Une impression de solitude, au début. Soixante pour cent environ de l’humanité était capable de se servir de récepteurs neuraux pour se connecter à ses esclaves technologiques, mais, si seuls vingt pour cent pouvaient tolérer le contact exigé pour la synthconnexion – ce lien immédiat, bout à bout, qui faisait littéralement d’un ordinateur une extension de leur personnalité – « sans perdre le nord », la moitié seulement de ces vingt pour cent parvenaient à gérer une des connexions cybersynth leur permettant de se brancher à une intelligence artificielle. Nombre d’entre eux déclinaient cet honneur et, en raison des excentricités, voire des pures bouffées délirantes auxquelles étaient enclines les IA, on pouvait difficilement le leur reprocher. Savoir que votre serviteur cybernétique risque de vous liquider en même temps que lui-même n’est guère rassurant, même si cette connexion vous donne un aperçu de capacités littéralement inhumaines.

Mais, d’après les quelques lectures qu’elle avait piochées çà et là, ceux qui pouvaient (et voulaient) se brancher à une synthconnexion alpha étaient encore plus rares… et ne jouaient probablement pas sur tout le tableau. Les têtes d’œuf se flattaient peut-être de pouvoir bientôt produire une IA à l’épreuve de la folie, mais qui, sain d’esprit, irait volontairement fusionner avec un ordinateur doué de conscience ? S’y connecter était une chose, s’imbriquer avec lui une autre paire de manches. Alicia ne nourrissait aucun préjugé contre la technologie, mais la perspective de devenir la moitié organique d’une intelligence bipolaire dans une union que la mort seule pouvait dissoudre était loin de la séduire.

Elle poussa un bref rire aboyant.
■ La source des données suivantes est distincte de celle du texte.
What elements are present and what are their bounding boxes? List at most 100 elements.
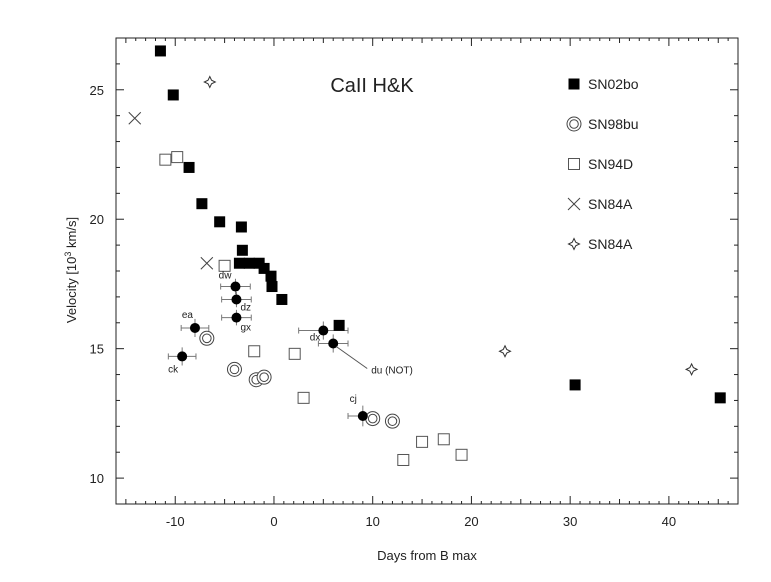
axis-ticks [115,37,739,505]
point-sn98bu [256,369,272,385]
axis-tick-labels: -10 0 10 20 30 40 10 15 20 25 [90,83,677,529]
point-sn02bo [265,270,277,282]
legend-label: SN84A [588,236,633,252]
point-sn02bo [167,89,179,101]
point-sn98bu-inner [259,372,269,382]
x-tick-label: 30 [563,514,577,529]
point-label: ea [182,310,194,321]
x-tick-label: 40 [662,514,676,529]
point-sn02bo [183,161,195,173]
point-sn94d [297,391,310,404]
point-sn84a [200,256,214,270]
point-label: dx [310,333,321,344]
point-sn94d [171,151,184,164]
point-sn94d [437,433,450,446]
error-bars [167,278,379,427]
legend-marker [566,116,582,132]
point-label: cj [350,394,357,405]
y-tick-label: 15 [90,342,104,357]
point-sn84a [684,362,699,377]
point-sn02bo [714,392,726,404]
legend-marker-outer [566,116,582,132]
data-markers [128,45,726,466]
legend-marker [567,237,581,251]
point-sn98bu-inner [229,364,240,375]
y-tick-label: 20 [90,212,104,227]
x-tick-label: 10 [365,514,379,529]
point-sn98bu-outer [384,413,400,429]
label-leader-line [335,346,368,369]
y-axis-title-main: Velocity [10 [64,257,79,324]
point-sn94d [416,435,429,448]
legend-marker-inner [569,119,579,129]
point-sn94d [159,153,172,166]
point-sn84a-stroke [200,256,214,270]
point-labels: ck ea dw dz gx dx du (NOT) cj [168,271,413,405]
point-sn98bu-inner [202,333,212,344]
point-sn98bu [199,330,215,346]
point-sn02bo [233,257,245,269]
point-label: dz [240,302,251,313]
point-label: ck [168,364,179,375]
point-sn94d [248,345,261,358]
point-labeled [189,322,200,333]
point-sn84a-stroke [128,111,142,125]
point-labeled [231,312,242,323]
point-label: gx [240,323,251,334]
point-sn02bo [196,198,208,210]
point-sn94d [397,453,410,466]
point-label: dw [219,271,233,282]
point-sn02bo [266,281,278,293]
point-labeled [177,351,188,362]
point-sn94d [455,448,468,461]
legend-label: SN02bo [588,76,639,92]
point-sn98bu [384,413,400,429]
point-sn02bo [214,216,226,228]
point-labeled [328,338,339,349]
x-tick-label: -10 [166,514,185,529]
point-sn98bu-outer [256,369,272,385]
legend-marker [567,197,581,211]
point-sn02bo [569,379,581,391]
point-sn94d [218,259,231,272]
point-sn98bu [226,361,242,377]
point-labeled [357,410,368,421]
point-labeled [230,281,241,292]
y-axis-title-sup: 3 [63,252,73,257]
y-axis-title: Velocity [103 km/s] [63,217,79,323]
x-tick-label: 20 [464,514,478,529]
point-sn98bu-outer [199,330,215,346]
point-sn02bo [236,244,248,256]
point-sn98bu-inner [367,413,378,424]
point-sn98bu-inner [387,416,398,426]
point-sn84a [498,344,512,358]
point-labeled [231,294,242,305]
point-sn98bu-outer [365,411,381,427]
legend-marker [568,78,580,90]
y-tick-label: 25 [90,83,104,98]
point-sn02bo [276,293,288,305]
y-axis-title-tail: km/s] [64,217,79,252]
point-sn02bo [235,221,247,233]
y-tick-label: 10 [90,471,104,486]
point-sn02bo [154,45,166,57]
point-sn98bu-outer [226,361,242,377]
legend-label: SN98bu [588,116,639,132]
point-sn84a [128,111,142,125]
point-sn98bu [365,411,381,427]
point-sn02bo [243,257,255,269]
point-sn02bo [333,319,345,331]
legend-label: SN84A [588,196,633,212]
point-label: du (NOT) [371,365,413,376]
legend-marker [568,158,580,170]
point-sn02bo [258,262,270,274]
legend: SN02bo SN98bu SN94D SN84A SN84A [566,76,639,252]
point-sn94d [288,347,301,360]
point-sn84a [203,75,217,89]
point-labeled [318,325,329,336]
x-tick-label: 0 [270,514,277,529]
plot-frame [115,37,739,505]
chart-title: CaII H&K [330,75,414,97]
legend-marker-stroke [567,197,581,211]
Une ou deux têtes se tournèrent et elle sourit suavement aux curieux, amusée par la façon dont ils détournaient brusquement les yeux pour éviter de croiser son regard. Encore un autre témoignage de sa loufoquerie, présuma-t-elle ; mais celle-là était vraiment drolatique. Dire que l’idée de fusionner avec une autre personnalité la mettait mal à l’aise… elle entre tous !
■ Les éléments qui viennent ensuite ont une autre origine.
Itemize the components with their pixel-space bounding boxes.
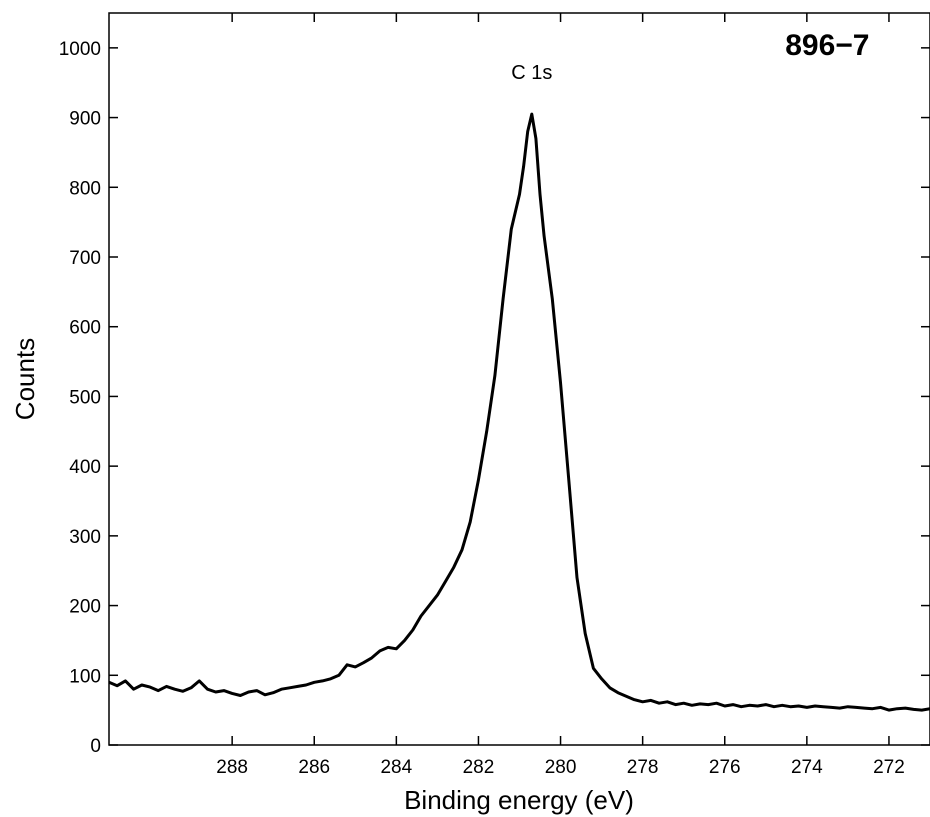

Elle gloussa de nouveau puis vida son verre et resta plantée là, Tannis venant de pénétrer dans le foyer. Son sourire un peu figé fit comprendre à Alicia que l’heure était venue de débarquer pour affronter ces merdeux de psys, et elle soupira, reposa son verre vide en souriant à son tour, en se demandant si son sourire donnait autant que celui de Tannis l’impression d’être factice.

 

L’amiral de la Flotte Subrahmanyan Treadwell, gouvernent général du secteur franconien, détestait les planètes. Né et élevé sur l’un des astéroïdes de la ceinture solaire, il ne voyait que des problèmes défensifs dans l’immobilité fort malcommode des mondes impériaux, et, dans les planètes des autres peuples, des cibles bien grasses et infoutues de fuir ; cette courte vue, au demeurant, n’avait guère dérangé les ministres de Seamus II quand ils lui avaient assigné son poste.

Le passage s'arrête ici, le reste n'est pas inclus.